Щеки Камиллы покрылись розовыми пятнами, как будто ей только что влепили крепкую пощечину.
– Вы что, сравниваете меня с нацистами, мисс Руссель?
– Я всего лишь даю понять, что, если позволить какой-то группе людей решать, что достойно существования, а что нет – это может иметь ужасные последствия. Мнение о предметах искусства, как и обо всех прочих вещах, должен составлять тот, кто на них смотрит,
Камилла расправила плечи, как птица, которая распушает перья для придания себе грозного вида.
– Все это весьма трогательные сантименты, мисс Руссель. Но я считаю, что куда разумнее придерживаться своей полосы движения, в особенности здесь, в Бостоне, где эти полосы порой довольно узки. Мы, может быть, и кажемся со стороны огромным городом, однако в глубине своей мы пугающе консервативны и склонны с недоверием относиться ко всему крикливому или иностранному.

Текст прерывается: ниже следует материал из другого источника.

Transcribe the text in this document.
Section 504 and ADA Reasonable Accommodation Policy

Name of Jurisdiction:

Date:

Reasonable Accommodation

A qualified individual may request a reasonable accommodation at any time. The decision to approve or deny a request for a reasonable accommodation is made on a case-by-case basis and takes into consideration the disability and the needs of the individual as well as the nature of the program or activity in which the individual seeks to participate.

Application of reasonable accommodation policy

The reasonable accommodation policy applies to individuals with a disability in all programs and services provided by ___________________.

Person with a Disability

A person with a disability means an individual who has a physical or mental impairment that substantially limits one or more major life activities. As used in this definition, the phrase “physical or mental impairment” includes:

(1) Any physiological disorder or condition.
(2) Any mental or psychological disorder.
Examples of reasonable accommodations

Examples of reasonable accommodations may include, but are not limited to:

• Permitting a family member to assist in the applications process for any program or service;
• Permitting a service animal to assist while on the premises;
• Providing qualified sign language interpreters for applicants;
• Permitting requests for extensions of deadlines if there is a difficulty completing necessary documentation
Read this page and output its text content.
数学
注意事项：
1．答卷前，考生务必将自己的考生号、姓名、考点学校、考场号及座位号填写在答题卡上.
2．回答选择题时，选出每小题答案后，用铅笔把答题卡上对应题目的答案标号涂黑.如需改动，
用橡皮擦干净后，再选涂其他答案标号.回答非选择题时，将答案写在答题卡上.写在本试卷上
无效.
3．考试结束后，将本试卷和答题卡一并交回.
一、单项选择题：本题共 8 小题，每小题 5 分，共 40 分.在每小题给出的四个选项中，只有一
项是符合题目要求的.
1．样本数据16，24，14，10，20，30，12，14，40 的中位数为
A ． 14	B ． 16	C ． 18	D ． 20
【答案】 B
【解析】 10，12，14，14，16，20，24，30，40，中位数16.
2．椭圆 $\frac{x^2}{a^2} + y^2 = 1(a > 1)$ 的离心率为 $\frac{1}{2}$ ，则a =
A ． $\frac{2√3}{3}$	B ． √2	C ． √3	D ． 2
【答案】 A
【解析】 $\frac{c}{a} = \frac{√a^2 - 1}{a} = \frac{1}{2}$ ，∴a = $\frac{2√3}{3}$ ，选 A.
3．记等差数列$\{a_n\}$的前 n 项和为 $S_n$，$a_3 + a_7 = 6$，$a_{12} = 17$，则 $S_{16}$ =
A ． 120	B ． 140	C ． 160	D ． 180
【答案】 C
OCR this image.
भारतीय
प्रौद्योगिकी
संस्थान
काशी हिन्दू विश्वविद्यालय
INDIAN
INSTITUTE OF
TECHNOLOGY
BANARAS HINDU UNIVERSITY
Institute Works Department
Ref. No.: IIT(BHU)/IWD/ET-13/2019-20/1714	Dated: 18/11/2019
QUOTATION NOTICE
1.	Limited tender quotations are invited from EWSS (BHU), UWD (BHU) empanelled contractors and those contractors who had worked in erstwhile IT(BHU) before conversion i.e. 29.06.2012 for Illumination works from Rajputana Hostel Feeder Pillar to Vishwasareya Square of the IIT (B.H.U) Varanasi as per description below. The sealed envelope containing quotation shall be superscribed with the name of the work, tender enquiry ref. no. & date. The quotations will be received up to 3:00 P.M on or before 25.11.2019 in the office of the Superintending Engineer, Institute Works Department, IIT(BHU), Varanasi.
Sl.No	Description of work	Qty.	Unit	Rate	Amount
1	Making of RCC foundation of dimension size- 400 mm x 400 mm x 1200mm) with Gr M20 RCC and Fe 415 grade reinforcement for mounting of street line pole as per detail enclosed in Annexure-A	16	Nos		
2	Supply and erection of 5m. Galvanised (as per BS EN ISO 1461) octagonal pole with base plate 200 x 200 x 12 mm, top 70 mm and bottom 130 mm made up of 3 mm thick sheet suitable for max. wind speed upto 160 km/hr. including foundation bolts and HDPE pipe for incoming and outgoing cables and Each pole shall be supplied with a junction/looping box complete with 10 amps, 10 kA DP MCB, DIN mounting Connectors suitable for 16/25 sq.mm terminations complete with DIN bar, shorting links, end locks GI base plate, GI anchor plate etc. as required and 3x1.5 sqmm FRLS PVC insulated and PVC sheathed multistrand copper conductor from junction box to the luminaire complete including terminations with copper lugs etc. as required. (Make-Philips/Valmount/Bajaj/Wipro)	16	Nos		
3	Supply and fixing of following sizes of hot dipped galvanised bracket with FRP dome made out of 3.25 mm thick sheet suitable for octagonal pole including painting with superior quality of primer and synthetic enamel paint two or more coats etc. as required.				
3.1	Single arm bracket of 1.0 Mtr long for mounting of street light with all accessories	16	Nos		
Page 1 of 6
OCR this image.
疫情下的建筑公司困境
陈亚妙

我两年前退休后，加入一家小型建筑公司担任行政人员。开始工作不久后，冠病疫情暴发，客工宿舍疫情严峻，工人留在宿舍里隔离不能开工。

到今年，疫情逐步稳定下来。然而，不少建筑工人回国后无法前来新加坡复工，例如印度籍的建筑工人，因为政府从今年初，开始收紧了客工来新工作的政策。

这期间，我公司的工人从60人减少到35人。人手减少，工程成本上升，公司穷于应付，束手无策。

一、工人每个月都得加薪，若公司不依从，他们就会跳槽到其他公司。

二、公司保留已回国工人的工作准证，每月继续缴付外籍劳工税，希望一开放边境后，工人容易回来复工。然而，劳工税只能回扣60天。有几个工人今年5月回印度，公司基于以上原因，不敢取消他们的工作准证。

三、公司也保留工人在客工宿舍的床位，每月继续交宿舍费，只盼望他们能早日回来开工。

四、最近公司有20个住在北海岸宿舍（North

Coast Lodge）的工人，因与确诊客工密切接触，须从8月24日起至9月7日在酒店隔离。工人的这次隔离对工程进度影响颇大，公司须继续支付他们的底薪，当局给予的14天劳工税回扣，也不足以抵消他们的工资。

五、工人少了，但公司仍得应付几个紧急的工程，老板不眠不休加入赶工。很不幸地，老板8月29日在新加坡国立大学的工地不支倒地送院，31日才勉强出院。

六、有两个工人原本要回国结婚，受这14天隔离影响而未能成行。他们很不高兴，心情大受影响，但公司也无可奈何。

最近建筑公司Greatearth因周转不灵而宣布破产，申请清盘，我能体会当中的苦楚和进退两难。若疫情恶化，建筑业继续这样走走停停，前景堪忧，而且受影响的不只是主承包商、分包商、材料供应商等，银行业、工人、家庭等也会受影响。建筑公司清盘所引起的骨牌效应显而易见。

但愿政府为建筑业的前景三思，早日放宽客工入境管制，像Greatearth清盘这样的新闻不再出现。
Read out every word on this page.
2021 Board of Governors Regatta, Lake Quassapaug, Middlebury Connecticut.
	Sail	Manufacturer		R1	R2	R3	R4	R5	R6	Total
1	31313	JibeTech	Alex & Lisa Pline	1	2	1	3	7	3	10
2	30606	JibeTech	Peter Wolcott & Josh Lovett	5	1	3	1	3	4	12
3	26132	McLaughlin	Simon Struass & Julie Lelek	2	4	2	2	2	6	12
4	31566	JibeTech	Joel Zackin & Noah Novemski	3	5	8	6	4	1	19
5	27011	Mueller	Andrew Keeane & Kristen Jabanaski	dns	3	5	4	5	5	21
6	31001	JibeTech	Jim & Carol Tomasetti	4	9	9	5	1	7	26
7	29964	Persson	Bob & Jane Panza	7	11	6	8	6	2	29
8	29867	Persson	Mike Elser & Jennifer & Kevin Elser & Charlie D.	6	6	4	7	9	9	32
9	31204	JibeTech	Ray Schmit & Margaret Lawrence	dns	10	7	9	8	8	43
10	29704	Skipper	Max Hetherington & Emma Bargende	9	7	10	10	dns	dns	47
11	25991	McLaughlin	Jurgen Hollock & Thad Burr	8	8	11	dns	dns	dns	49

Рори в ужасе уставилась на мать. Ей и раньше доводилось наблюдать, как ее матушка осаживала людей – хладнокровно, с хирургической точностью и даже не моргнув глазом, – но тогда это бывало заслуженно. Теперь же происходило совсем другое. В ее речи Рори слышала презрительность и едва прикрытый антагонизм, а напряженный, неестественный язык тела еще более подчеркивал ее воинственную заносчивость. А еще она видела лицо Солин – пепельно-бледное, ошеломленное, как будто на нее внезапно набросились из засады. Рори чувствовала, что ей необходимо вмешаться, сказать что-нибудь, чтобы отвлечь враждебные нападки своей матери, – вот только что? Если она выступит на защиту Солин, то сделает только хуже.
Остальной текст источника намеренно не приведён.